The description of assignments stated that in x := y, the target x must be an entity. More precisely, it must be a writable entity; this excludes formal routine arguments. As noted, a routine r (arg: SOME_TYPE) cannot assign to arg (reattaching it to a different object), although it can change the attached objects through calls of the form arg.procedure (...).

The restriction to an entity precludes in particular assignments of the form obj.some_attribute := some_value because the left-hand side, obj.some_attribute, is an expression (a feature call), not an entity, and you can no more assign to obj.some_attribute than to, say, a + b—another expression that is also, formally, a feature call.
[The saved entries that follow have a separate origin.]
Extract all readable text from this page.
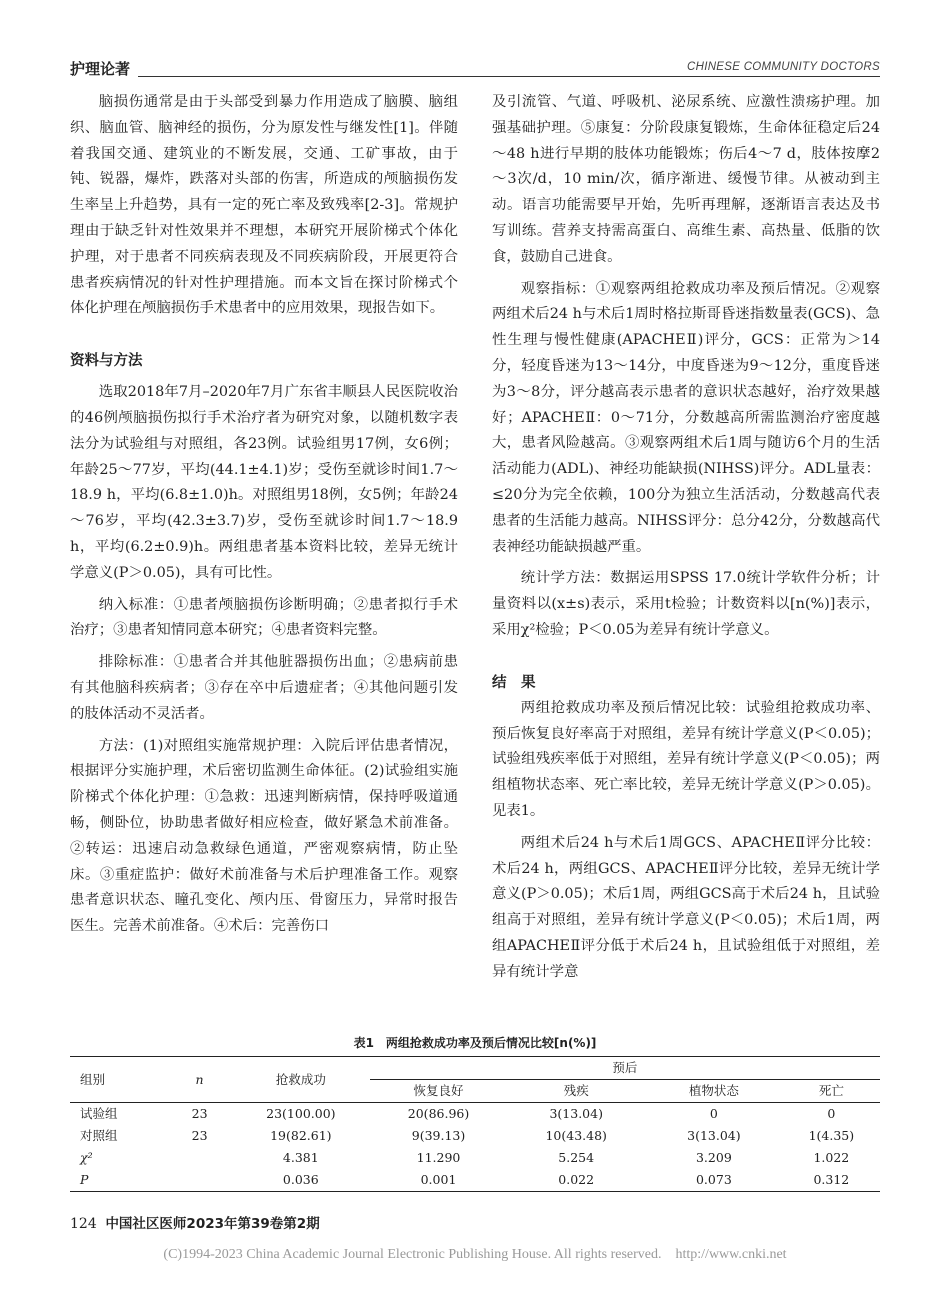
护理论著	CHINESE COMMUNITY DOCTORS

脑损伤通常是由于头部受到暴力作用造成了脑膜、脑组织、脑血管、脑神经的损伤，分为原发性与继发性[1]。伴随着我国交通、建筑业的不断发展，交通、工矿事故，由于钝、锐器，爆炸，跌落对头部的伤害，所造成的颅脑损伤发生率呈上升趋势，具有一定的死亡率及致残率[2-3]。常规护理由于缺乏针对性效果并不理想，本研究开展阶梯式个体化护理，对于患者不同疾病表现及不同疾病阶段，开展更符合患者疾病情况的针对性护理措施。而本文旨在探讨阶梯式个体化护理在颅脑损伤手术患者中的应用效果，现报告如下。

资料与方法

选取2018年7月–2020年7月广东省丰顺县人民医院收治的46例颅脑损伤拟行手术治疗者为研究对象，以随机数字表法分为试验组与对照组，各23例。试验组男17例，女6例；年龄25～77岁，平均(44.1±4.1)岁；受伤至就诊时间1.7～18.9 h，平均(6.8±1.0)h。对照组男18例，女5例；年龄24～76岁，平均(42.3±3.7)岁，受伤至就诊时间1.7～18.9 h，平均(6.2±0.9)h。两组患者基本资料比较，差异无统计学意义(P＞0.05)，具有可比性。

纳入标准：①患者颅脑损伤诊断明确；②患者拟行手术治疗；③患者知情同意本研究；④患者资料完整。

排除标准：①患者合并其他脏器损伤出血；②患病前患有其他脑科疾病者；③存在卒中后遗症者；④其他问题引发的肢体活动不灵活者。

方法：(1)对照组实施常规护理：入院后评估患者情况，根据评分实施护理，术后密切监测生命体征。(2)试验组实施阶梯式个体化护理：①急救：迅速判断病情，保持呼吸道通畅，侧卧位，协助患者做好相应检查，做好紧急术前准备。②转运：迅速启动急救绿色通道，严密观察病情，防止坠床。③重症监护：做好术前准备与术后护理准备工作。观察患者意识状态、瞳孔变化、颅内压、骨窗压力，异常时报告医生。完善术前准备。④术后：完善伤口

及引流管、气道、呼吸机、泌尿系统、应激性溃疡护理。加强基础护理。⑤康复：分阶段康复锻炼，生命体征稳定后24～48 h进行早期的肢体功能锻炼；伤后4～7 d，肢体按摩2～3次/d，10 min/次，循序渐进、缓慢节律。从被动到主动。语言功能需要早开始，先听再理解，逐渐语言表达及书写训练。营养支持需高蛋白、高维生素、高热量、低脂的饮食，鼓励自己进食。

观察指标：①观察两组抢救成功率及预后情况。②观察两组术后24 h与术后1周时格拉斯哥昏迷指数量表(GCS)、急性生理与慢性健康(APACHEⅡ)评分，GCS：正常为＞14分，轻度昏迷为13～14分，中度昏迷为9～12分，重度昏迷为3～8分，评分越高表示患者的意识状态越好，治疗效果越好；APACHEⅡ：0～71分，分数越高所需监测治疗密度越大，患者风险越高。③观察两组术后1周与随访6个月的生活活动能力(ADL)、神经功能缺损(NIHSS)评分。ADL量表：≤20分为完全依赖，100分为独立生活活动，分数越高代表患者的生活能力越高。NIHSS评分：总分42分，分数越高代表神经功能缺损越严重。

统计学方法：数据运用SPSS 17.0统计学软件分析；计量资料以(x±s)表示，采用t检验；计数资料以[n(%)]表示，采用χ²检验；P＜0.05为差异有统计学意义。

结　果

两组抢救成功率及预后情况比较：试验组抢救成功率、预后恢复良好率高于对照组，差异有统计学意义(P＜0.05)；试验组残疾率低于对照组，差异有统计学意义(P＜0.05)；两组植物状态率、死亡率比较，差异无统计学意义(P＞0.05)。见表1。

两组术后24 h与术后1周GCS、APACHEⅡ评分比较：术后24 h，两组GCS、APACHEⅡ评分比较，差异无统计学意义(P＞0.05)；术后1周，两组GCS高于术后24 h，且试验组高于对照组，差异有统计学意义(P＜0.05)；术后1周，两组APACHEⅡ评分低于术后24 h，且试验组低于对照组，差异有统计学意

表1　两组抢救成功率及预后情况比较[n(%)]
组别	n	抢救成功	预后			
			恢复良好	残疾	植物状态	死亡
试验组	23	23(100.00)	20(86.96)	3(13.04)	0	0
对照组	23	19(82.61)	9(39.13)	10(43.48)	3(13.04)	1(4.35)
χ²		4.381	11.290	5.254	3.209	1.022
P		0.036	0.001	0.022	0.073	0.312
124 中国社区医师2023年第39卷第2期
(C)1994-2023 China Academic Journal Electronic Publishing House. All rights reserved.　http://www.cnki.net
To obtain the intended effect of the invalid assignment, you can use a procedure call of the form obj.set_attribute (some_value), where the base class of obj’s type has defined the procedure

   set_attribute (v: VALUE_TYPE) is
            -- Set value of attribute to v.
       do
           attribute := v
       end

This rule is essential to enforcing the method. Permitting direct assignments to an object’s fields would violate all the tenets of information hiding by circumventing the interface carefully crafted by the author of the supplier class. It is the responsibility of each class author to define the exact privileges that the class gives to each of its clients, in particular field modification rights. A field can be totally hidden (when the corresponding attribute is exported to NONE); it can be exported in read-only mode (when the attribute is exported, but no procedure modifies it); it can be exported in free-write mode (as with set_attribute if the class exports this procedure); it can also be exported in restricted-write mode, as with procedure deposit of class ACCOUNT, which allows addition of a certain amount to the balance field, but not direct setting of the balance. In such a case, the exported procedures may, thanks to the assertion mechanism reviewed later (section 9.8), place some further restrictions on the permitted modifications—for example, by requiring the withdrawn amount to be positive.